Она в ужасе закрыла рот рукой. В краешках глаз заблестели слезы.
– Ну, ну! – прикрикнул Порфирий. – Заной еще тут у меня.
Потом смягчился:
– Не переживай. Все сменилось. Теперь можем ехать хоть в Иркутск, хоть еще дальше в Россию. Хоть в сам Петербург. Денег хватит.
Он видел, что его слова совсем не успокоили жену. Наоборот, глаза стали совсем испуганными. Он буркнул:
– Потом объясню, сейчас некогда. Иди, собирай вещи. Только те, что в дорогу. Поесть складывай поболе.

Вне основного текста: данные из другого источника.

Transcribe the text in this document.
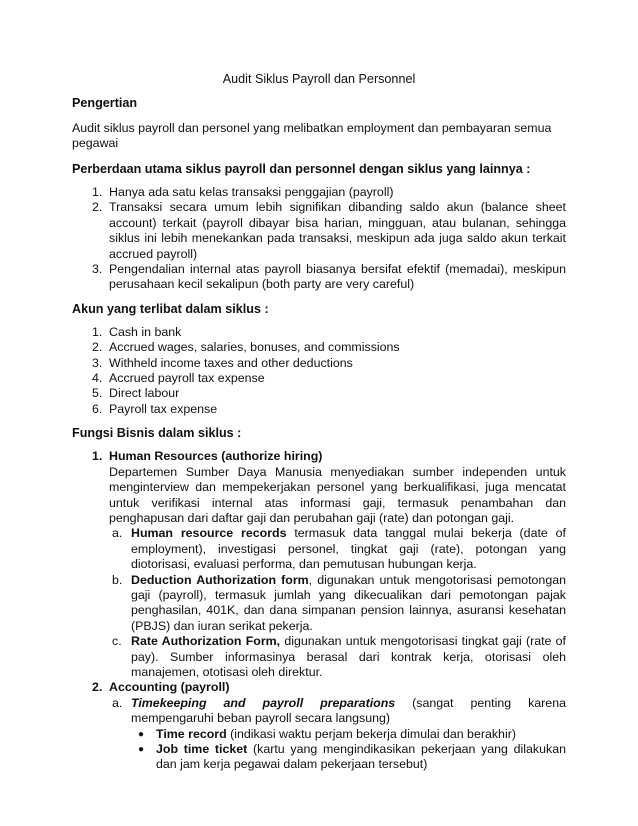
Audit Siklus Payroll dan Personnel

Pengertian

Audit siklus payroll dan personel yang melibatkan employment dan pembayaran semua pegawai

Perberdaan utama siklus payroll dan personnel dengan siklus yang lainnya :

1. Hanya ada satu kelas transaksi penggajian (payroll)
2. Transaksi secara umum lebih signifikan dibanding saldo akun (balance sheet account) terkait (payroll dibayar bisa harian, mingguan, atau bulanan, sehingga siklus ini lebih menekankan pada transaksi, meskipun ada juga saldo akun terkait accrued payroll)
3. Pengendalian internal atas payroll biasanya bersifat efektif (memadai), meskipun perusahaan kecil sekalipun (both party are very careful)

Akun yang terlibat dalam siklus :

1. Cash in bank
2. Accrued wages, salaries, bonuses, and commissions
3. Withheld income taxes and other deductions
4. Accrued payroll tax expense
5. Direct labour
6. Payroll tax expense

Fungsi Bisnis dalam siklus :

1. Human Resources (authorize hiring)
Departemen Sumber Daya Manusia menyediakan sumber independen untuk menginterview dan mempekerjakan personel yang berkualifikasi, juga mencatat untuk verifikasi internal atas informasi gaji, termasuk penambahan dan penghapusan dari daftar gaji dan perubahan gaji (rate) dan potongan gaji.
a. Human resource records termasuk data tanggal mulai bekerja (date of employment), investigasi personel, tingkat gaji (rate), potongan yang diotorisasi, evaluasi performa, dan pemutusan hubungan kerja.
b. Deduction Authorization form, digunakan untuk mengotorisasi pemotongan gaji (payroll), termasuk jumlah yang dikecualikan dari pemotongan pajak penghasilan, 401K, dan dana simpanan pension lainnya, asuransi kesehatan (PBJS) dan iuran serikat pekerja.
c. Rate Authorization Form, digunakan untuk mengotorisasi tingkat gaji (rate of pay). Sumber informasinya berasal dari kontrak kerja, otorisasi oleh manajemen, ototisasi oleh direktur.
2. Accounting (payroll)
a. Timekeeping and payroll preparations (sangat penting karena mempengaruhi beban payroll secara langsung)
● Time record (indikasi waktu perjam bekerja dimulai dan berakhir)
● Job time ticket (kartu yang mengindikasikan pekerjaan yang dilakukan dan jam kerja pegawai dalam pekerjaan tersebut)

Путь не близкий. А дом и все остальное, я счас татарину продам. Помнишь, он давно приценивался. Вот рассветет, он лавку откроет и пойду. Все, иди.
К удивлению Порфирия, с продажей дома, все устроилось как нельзя лучше. У Керима подрастал сын, скоро придет пора женить. Ему надо дом. Тем более, Порфирий после недолгого торга уступил. Известие о том, что он собрался срочно уезжать, конечно, вызвало сильный интерес. Но хитрый татарин не стал выспрашивать почему. Вместо этого, он сразу узнал на счет остального имущества. За сколько продается? Так что с этой стороны было все нормально. А ведь Порфирий боялся, что придется все бросать даром. И бросил бы – деваться некуда. Мертвяк вон он, под забором. Жизнь дороже. «Пусть попробует найти его в городе. Там кругом електричество. Свет день и ночь».
Пока крутился, уже подоспел обед, а они еще не думали выезжать. Дел сразу оказалось невпроворот. Хотя утром думал – «запрягу лошадь, посажу в сани жену и дочку и умчусь». Иногда он останавливался, смотрел на кучу вещей посреди избы и словно приходил в себя. «На хрена это все? У меня там столько золота, что можно купить десяток домов и табун лошадей». В обед он окончательно понял, что выбирать, что брать, а что оставлять – дело бесполезное. Поэтому заявил:
– Все! Берем только то, что успели собрать. Иначе лошади сани не утянут. Давай перекусим. Пообедаем и выезжаем. И так только ночью до первой заимки доедем.
Жена с красными, заплаканными глазами начала собирать на стол.
– А где Аня? С утра не вижу.
– Да, тут она была. Сейчас только отпросилась с Верным во дворе поиграть.
– Во дворе?!
Порфирий метнулся из-за стола. Не одеваясь, накинув только валенки, побежал на улицу.
– Аня! Аня, дочка! Ты где?
Никто не отвечал. И тут он услышал, что Верный опять скулит, так же, как утром. Вместо того, чтобы броситься к хозяину, как он обычно делал, пес забился в свою будку и даже не выглядывал оттуда. Внутренне деревенея, Порфирий направился в сторону сарая. «Только не это!» – мысленно твердил он. Что не это? Он и сам не понимал.
Дочка сидела там, где он закопал Ваську. Рядом из снега торчала синяя голая рука.
– Доча, доченька, – тихо позвал он. Та словно не слышала. Она так и сидела на коленках, опустив вниз голову. Сдерживая крик, он медленно направился к ней. Когда до девочки оставалось несколько шагов, она подняла голову.
– Нет!!! Нет!
Он остановился, словно наткнулся на невидимую стену. То, что сидело на снегу, уже не было Анечкой. Это был даже не ребенок. Не человек. Хотя тело оставалось детским, дочкиным, из побелевших глаз на него смотрела неведомая тварь.